Unless the European Commission takes some strong and urgent remedial action, the process will continue, Australian export processors and lotfeeders engaged in the trade are suggesting.

Because the tariff-free EU grainfed trade was fundamentally designed as a trade-off with the US over trade disputes, it is seen as most likely that the US will take the lead in any advocacy for change under the current corrupted system. Australia only qualified for the trade after it argued that it, too, could meet the specified requirements based on national grading systems, feed regimes and other criteria.

The US Meat Export Federation is working with the US Government to make a submission to the EU commission advocating for change, and the Australian industry will lend support, putting forward a similar set of arguments.

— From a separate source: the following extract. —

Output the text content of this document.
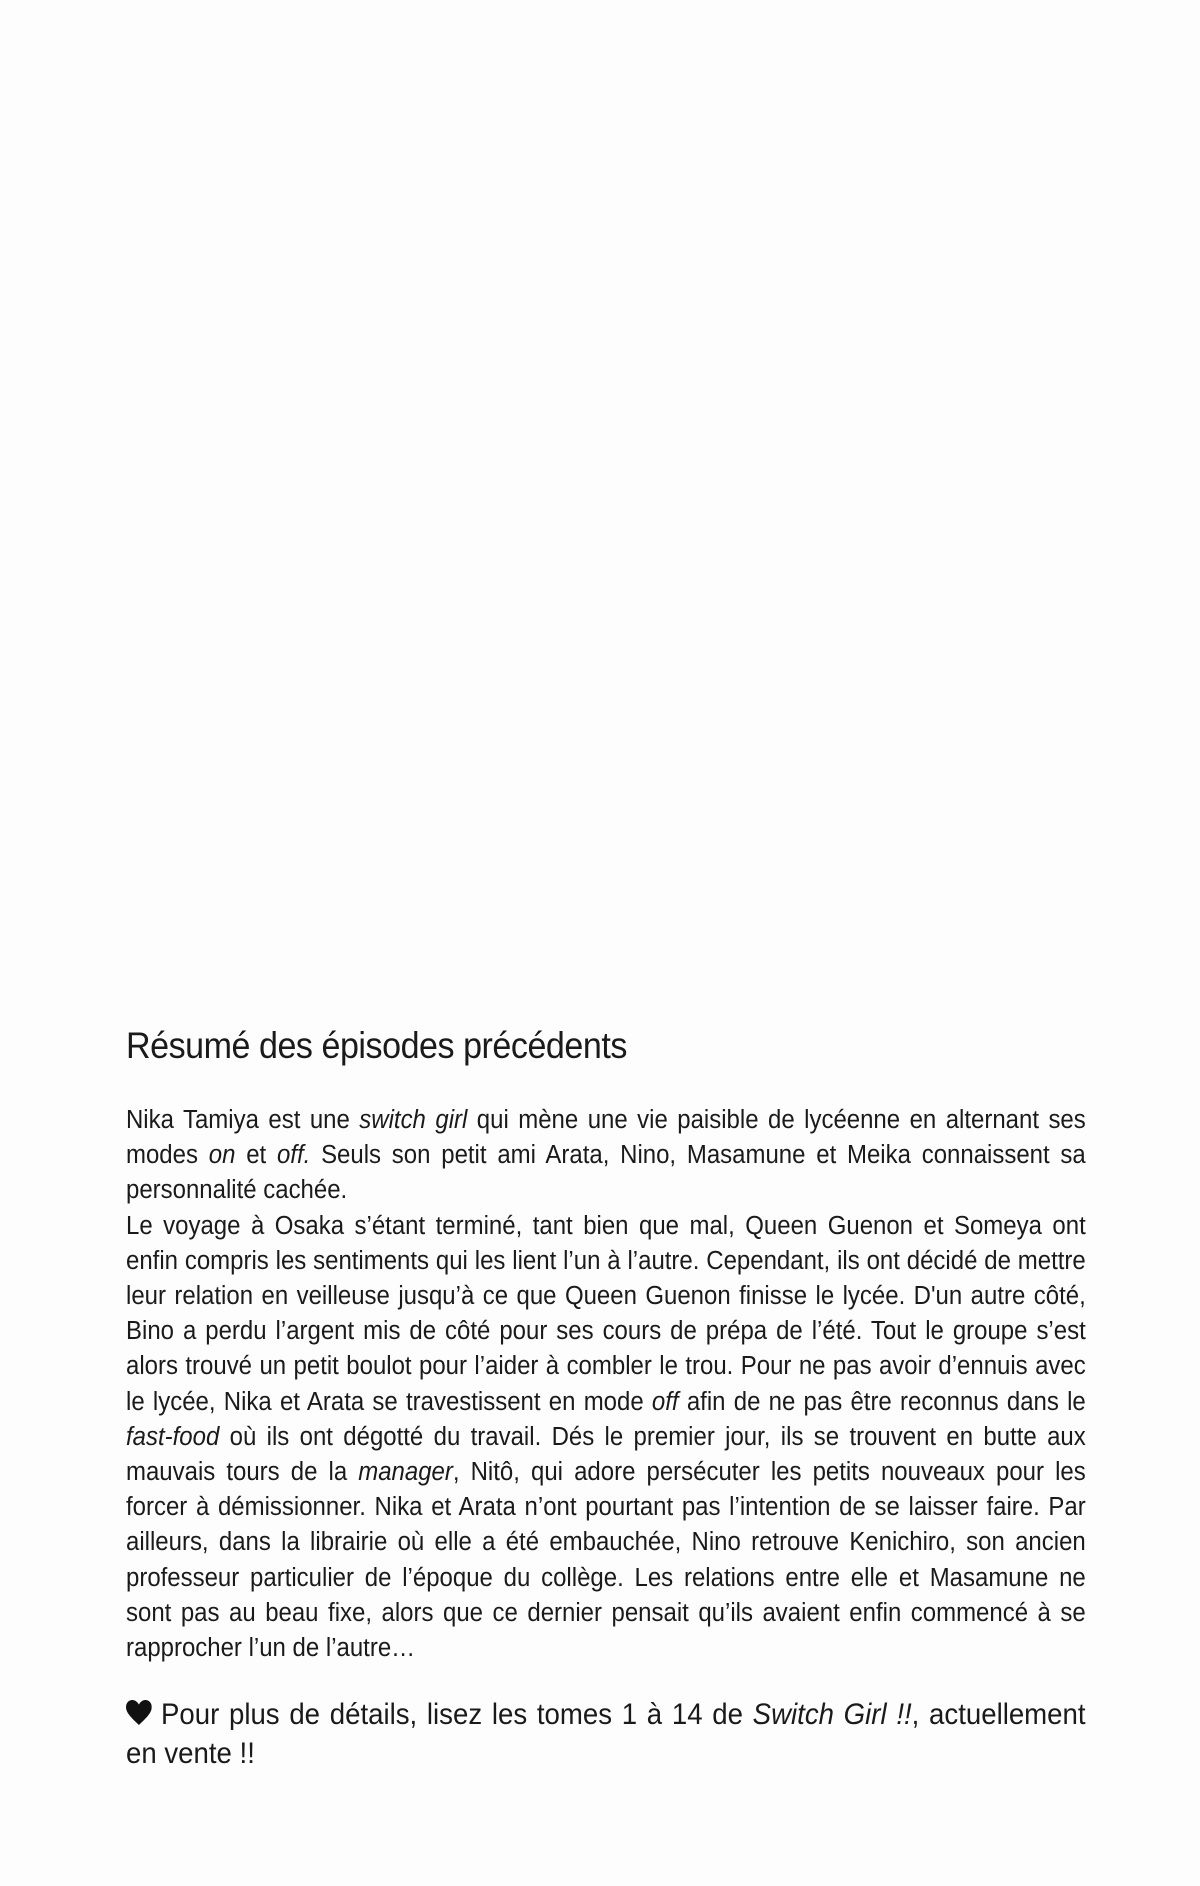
Résumé des épisodes précédents

Nika Tamiya est une switch girl qui mène une vie paisible de lycéenne en alternant ses modes on et off. Seuls son petit ami Arata, Nino, Masamune et Meika connaissent sa personnalité cachée.

Le voyage à Osaka s’étant terminé, tant bien que mal, Queen Guenon et Someya ont enfin compris les sentiments qui les lient l’un à l’autre. Cependant, ils ont décidé de mettre leur relation en veilleuse jusqu’à ce que Queen Guenon finisse le lycée. D'un autre côté, Bino a perdu l’argent mis de côté pour ses cours de prépa de l’été. Tout le groupe s’est alors trouvé un petit boulot pour l’aider à combler le trou. Pour ne pas avoir d’ennuis avec le lycée, Nika et Arata se travestissent en mode off afin de ne pas être reconnus dans le fast-food où ils ont dégotté du travail. Dés le premier jour, ils se trouvent en butte aux mauvais tours de la manager, Nitô, qui adore persécuter les petits nouveaux pour les forcer à démissionner. Nika et Arata n’ont pourtant pas l’intention de se laisser faire. Par ailleurs, dans la librairie où elle a été embauchée, Nino retrouve Kenichiro, son ancien professeur particulier de l’époque du collège. Les relations entre elle et Masamune ne sont pas au beau fixe, alors que ce dernier pensait qu’ils avaient enfin commencé à se rapprocher l’un de l’autre…

Pour plus de détails, lisez les tomes 1 à 14 de Switch Girl !!, actuellement en vente !!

What is likely to emerge is a proposal that each importer application carry a certificate of authenticity, designed to eliminate participation from any company which has no intention of actively engaging in the trade, and removing the current transferral mechanism activity which is currently corrupting the process.

“While it is not perfect, we believe such a process would remove those companies that are currently speculating on the quota,” said Australian Meat Industry Council EU task force member, Stephen Kelly.

While the EU authorities are understood to be aware of the problem, the EU Commission has been in summer recess recently and little progress has yet been made.

Additionally, the 12 or 14 genuine importer players in the market are being challenged over the structure of the current system by the vast number of others who simply want to exploit the opportunity.

“The impact is dramatic, and it is such as shame that the EC can’t stop all these speculators from entering the process and destroying what has been a fantastic new trade for Australia,” Mr Kelly said.

Given the bureaucratic processes that apply in EU decision-making, can any remedial action be taken in time to save the trade?

Mr Kelly said in the case of his company, Nippon Meat Packers Australia, it had taken a position of continuing to source eligible feeder cattle in anticipation that there would be some form of resolution.

“At this stage, we’re anticipating a solution being found, because if nothing happens, this whole grainfed EU quota could simply implode, which would be a tragedy for the Australian beef industry,” he said.

Under the current quota agreement, the US has the right to withdraw, meaning that if the EC does not fix the problem, the US is well within its rights to simply walk away and re-activate all its previous trade sanctions and retaliatory tariffs against the EU over the original dispute over HGP-use.

“That’s where the pressure will come from, from within the US,” Mr Kelly said.

“Other eligible suppliers like Australia and Uruguay will not be able to solve the dilemma as quickly or decisively s the US might,” he said.